Elizabeth rubbed her forehead as if she was feeling a looming migraine, and that as much as Carson’s pain made Rodney draw in his claws. "Look, I’m sorry, I just don’t like the man."
"Is that a personal or professional reaction, Dr. McKay?"
The formal title told Rodney just what opinion Elizabeth wanted to hear, and he sighed as he poked at the remains of his sandwich. "It’s personal, and as such doesn’t have to have a rational basis. Professionally... he can do the job, and I hate to say this, but he’s probably the right person for it."
"Can you work with him? Because right or not, I’m not bringing on someone who will cause problems.
Rodney made the mistake of glancing over at Carson who was giving him his patented ‘this will hurt, but it’s for your own good, son’ look. "I won’t have a problem working with him," he said flatly.
Carson beamed, but Elizabeth was eyeing him as if she didn’t quite believe him. "Elizabeth, it’ll be fine. If you want him, bring him; he’s got to be better at activating the artifacts than Carson."
"Colonel Sheppard, please come in."
John smiled and inclined his head as he walked into the office and heard the door shut behind him. "Dr. Weir." He waited until she sat behind her desk before taking his own seat, leaning forward expectantly, his elbows on his knees.
"I’ve spoken to my senior staff..." She trailed off, opening an official looking folder that John would bet his pension was his military records.
"And let me guess, Dr. McKay doesn’t like me much," he offered, grinning.
She looked up from the folder, her thin eyebrows raised. "Actually, he doesn’t, but he still agreed with Dr. Beckett’s recommendation that I approve you as Atlantis’ military commander."
Now John looked surprised. "Okay, I’ll bite; why?"
"Because he agrees with the assessment that Atlantis needs a man with your qualifications."
"Not that I’m arguing, but are we talking about my military skills or the fact that I’ve got the ATA gene?"
"Both, actually. The first will help protect the city; the second will help keep it alive."
John nodded, seeing the wisdom in those statements. "So both Dr. Beckett and Dr. McKay think I should go. What about you, Dr. Weir?"
She looked at him steadily, and John could see the strength that had helped carry the Atlantis expedition through its turbulent first year. "We need a strong military presence, but they need a leader who understands that this is a civilian expedition and our main purpose is research."
"I’ve been off-world before, Dr. Weir," John stated, meeting her gaze squarely. "I know when to stay back and let the science staff geek out, and I know when to step in for backup.
"Do you understand who has the final word on Atlantis?"
"I believe that would be you, ma’am, though I hope you aren’t saying that being your lapdog is part of the job description because then I’ll have to withdraw myself from consideration for the position. You may have the final word on operations there, but the city’s safety would fall under my jurisdiction."
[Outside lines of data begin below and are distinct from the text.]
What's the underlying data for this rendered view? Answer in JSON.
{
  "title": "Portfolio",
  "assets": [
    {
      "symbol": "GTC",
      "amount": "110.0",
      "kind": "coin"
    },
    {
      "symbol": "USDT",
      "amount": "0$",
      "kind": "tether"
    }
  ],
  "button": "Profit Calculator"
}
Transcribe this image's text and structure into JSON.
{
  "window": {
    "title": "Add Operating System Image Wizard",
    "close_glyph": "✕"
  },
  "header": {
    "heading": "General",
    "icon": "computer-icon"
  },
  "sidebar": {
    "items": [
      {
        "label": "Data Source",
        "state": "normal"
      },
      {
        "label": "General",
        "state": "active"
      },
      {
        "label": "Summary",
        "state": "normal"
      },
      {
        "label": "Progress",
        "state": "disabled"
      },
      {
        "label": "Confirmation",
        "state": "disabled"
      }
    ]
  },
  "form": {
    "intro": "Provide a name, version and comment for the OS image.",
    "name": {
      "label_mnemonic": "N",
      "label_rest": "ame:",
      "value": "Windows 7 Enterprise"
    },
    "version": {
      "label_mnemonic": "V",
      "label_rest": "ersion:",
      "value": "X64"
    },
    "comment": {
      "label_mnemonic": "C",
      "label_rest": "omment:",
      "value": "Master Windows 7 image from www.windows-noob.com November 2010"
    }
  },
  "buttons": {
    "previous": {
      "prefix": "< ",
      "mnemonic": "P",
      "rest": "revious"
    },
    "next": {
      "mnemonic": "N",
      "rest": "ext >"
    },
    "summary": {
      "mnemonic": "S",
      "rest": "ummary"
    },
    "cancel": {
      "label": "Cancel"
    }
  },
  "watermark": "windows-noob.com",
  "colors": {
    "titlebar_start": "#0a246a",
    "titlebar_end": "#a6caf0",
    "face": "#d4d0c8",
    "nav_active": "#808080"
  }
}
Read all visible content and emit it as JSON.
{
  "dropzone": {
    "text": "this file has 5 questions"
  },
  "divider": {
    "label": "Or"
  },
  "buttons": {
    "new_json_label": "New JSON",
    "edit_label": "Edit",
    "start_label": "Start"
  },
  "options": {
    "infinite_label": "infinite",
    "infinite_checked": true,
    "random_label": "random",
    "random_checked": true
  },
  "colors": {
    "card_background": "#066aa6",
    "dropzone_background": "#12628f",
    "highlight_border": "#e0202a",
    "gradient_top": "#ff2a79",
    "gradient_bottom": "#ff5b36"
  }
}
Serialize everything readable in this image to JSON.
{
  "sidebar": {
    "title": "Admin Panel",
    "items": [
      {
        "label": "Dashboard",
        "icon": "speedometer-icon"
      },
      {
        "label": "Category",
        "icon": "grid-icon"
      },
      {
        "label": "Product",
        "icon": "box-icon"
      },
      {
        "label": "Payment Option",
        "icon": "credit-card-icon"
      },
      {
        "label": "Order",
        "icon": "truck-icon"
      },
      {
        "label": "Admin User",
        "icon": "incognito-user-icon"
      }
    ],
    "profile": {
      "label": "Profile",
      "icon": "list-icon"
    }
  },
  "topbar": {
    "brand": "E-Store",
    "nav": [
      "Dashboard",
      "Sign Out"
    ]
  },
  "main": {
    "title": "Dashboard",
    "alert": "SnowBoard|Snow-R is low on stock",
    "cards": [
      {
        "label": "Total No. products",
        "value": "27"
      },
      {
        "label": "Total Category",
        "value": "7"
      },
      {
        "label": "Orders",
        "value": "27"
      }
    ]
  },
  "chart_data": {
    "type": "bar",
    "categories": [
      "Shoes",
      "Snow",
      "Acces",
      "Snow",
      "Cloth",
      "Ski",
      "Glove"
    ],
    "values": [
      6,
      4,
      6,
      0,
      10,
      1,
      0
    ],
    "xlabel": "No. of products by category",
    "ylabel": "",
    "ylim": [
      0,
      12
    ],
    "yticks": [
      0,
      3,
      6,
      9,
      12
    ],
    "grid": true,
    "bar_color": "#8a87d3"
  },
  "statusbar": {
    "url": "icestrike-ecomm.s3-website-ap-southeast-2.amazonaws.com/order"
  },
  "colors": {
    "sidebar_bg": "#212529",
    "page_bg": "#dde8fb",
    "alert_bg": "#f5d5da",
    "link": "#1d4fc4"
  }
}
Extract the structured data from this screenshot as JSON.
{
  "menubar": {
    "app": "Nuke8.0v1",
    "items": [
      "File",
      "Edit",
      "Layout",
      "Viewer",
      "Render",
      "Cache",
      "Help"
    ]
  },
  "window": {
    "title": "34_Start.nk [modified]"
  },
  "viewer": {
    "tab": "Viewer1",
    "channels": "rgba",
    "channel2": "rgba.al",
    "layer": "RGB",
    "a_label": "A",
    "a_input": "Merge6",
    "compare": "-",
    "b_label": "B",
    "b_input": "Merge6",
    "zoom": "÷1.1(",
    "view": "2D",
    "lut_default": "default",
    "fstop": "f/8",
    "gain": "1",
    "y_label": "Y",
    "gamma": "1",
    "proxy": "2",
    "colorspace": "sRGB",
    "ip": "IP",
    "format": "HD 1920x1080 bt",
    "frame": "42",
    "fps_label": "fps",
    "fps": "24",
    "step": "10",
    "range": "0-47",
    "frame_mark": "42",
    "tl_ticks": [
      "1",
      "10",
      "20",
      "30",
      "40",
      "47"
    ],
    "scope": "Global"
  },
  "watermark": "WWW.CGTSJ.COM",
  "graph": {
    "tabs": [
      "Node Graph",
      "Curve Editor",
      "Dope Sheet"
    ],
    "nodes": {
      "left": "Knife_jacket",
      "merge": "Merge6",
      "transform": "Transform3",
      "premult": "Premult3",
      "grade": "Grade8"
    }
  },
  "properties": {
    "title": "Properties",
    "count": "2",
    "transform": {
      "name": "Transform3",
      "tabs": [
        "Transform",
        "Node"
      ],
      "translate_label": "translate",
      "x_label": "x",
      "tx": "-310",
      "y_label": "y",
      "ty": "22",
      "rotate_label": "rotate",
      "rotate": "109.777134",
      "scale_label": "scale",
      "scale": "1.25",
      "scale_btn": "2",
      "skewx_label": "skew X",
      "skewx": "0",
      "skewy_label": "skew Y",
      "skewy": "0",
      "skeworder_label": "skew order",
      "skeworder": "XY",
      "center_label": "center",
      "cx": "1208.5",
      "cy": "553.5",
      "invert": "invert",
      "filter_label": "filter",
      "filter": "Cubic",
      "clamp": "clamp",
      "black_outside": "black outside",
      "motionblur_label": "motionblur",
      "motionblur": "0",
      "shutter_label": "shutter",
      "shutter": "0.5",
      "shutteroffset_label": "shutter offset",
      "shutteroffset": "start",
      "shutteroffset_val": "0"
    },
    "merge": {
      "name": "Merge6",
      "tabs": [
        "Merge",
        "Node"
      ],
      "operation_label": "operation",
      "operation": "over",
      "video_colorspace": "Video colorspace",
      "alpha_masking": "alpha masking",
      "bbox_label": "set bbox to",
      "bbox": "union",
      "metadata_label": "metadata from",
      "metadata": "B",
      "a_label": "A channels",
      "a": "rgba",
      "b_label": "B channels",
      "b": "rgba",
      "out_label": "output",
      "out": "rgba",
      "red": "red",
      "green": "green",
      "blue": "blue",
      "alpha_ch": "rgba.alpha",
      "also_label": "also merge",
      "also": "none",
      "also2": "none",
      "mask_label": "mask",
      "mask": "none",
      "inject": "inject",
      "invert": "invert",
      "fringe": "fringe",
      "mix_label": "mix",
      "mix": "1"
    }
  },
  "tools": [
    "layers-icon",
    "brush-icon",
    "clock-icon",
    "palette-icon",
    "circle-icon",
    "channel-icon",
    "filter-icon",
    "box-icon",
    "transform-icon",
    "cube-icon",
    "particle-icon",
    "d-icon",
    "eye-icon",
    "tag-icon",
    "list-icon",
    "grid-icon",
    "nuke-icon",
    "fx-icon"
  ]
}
Weir nodded and, for the first time he’d seen, smiled. "That’s very similar to the arrangement Col. Sumner and I had. You don’t try to run rough-shod over me, Col. Sheppard, and I’ll listen to you when it comes to the safety of our people. Fair enough?"
John sat up and grinned. "Is that a job offer?"
She nodded and held out a hand. "Col. Sheppard, welcome to the Atlantis expedition team."
~ Chapter 5 ~
A late flight from Vancouver had left Rodney tired and aggravated by the time he finally arrived back at Cheyenne Mountain, but still, he felt oddly euphoric. For the first time in probably twenty-five years he’d sat and actually talked with his sister, and once they’d gotten around the awkwardness brought on by years of little communication and by the fact that he couldn’t tell her where he’d been or what he’d been doing there, they’d actually had a decent conversation.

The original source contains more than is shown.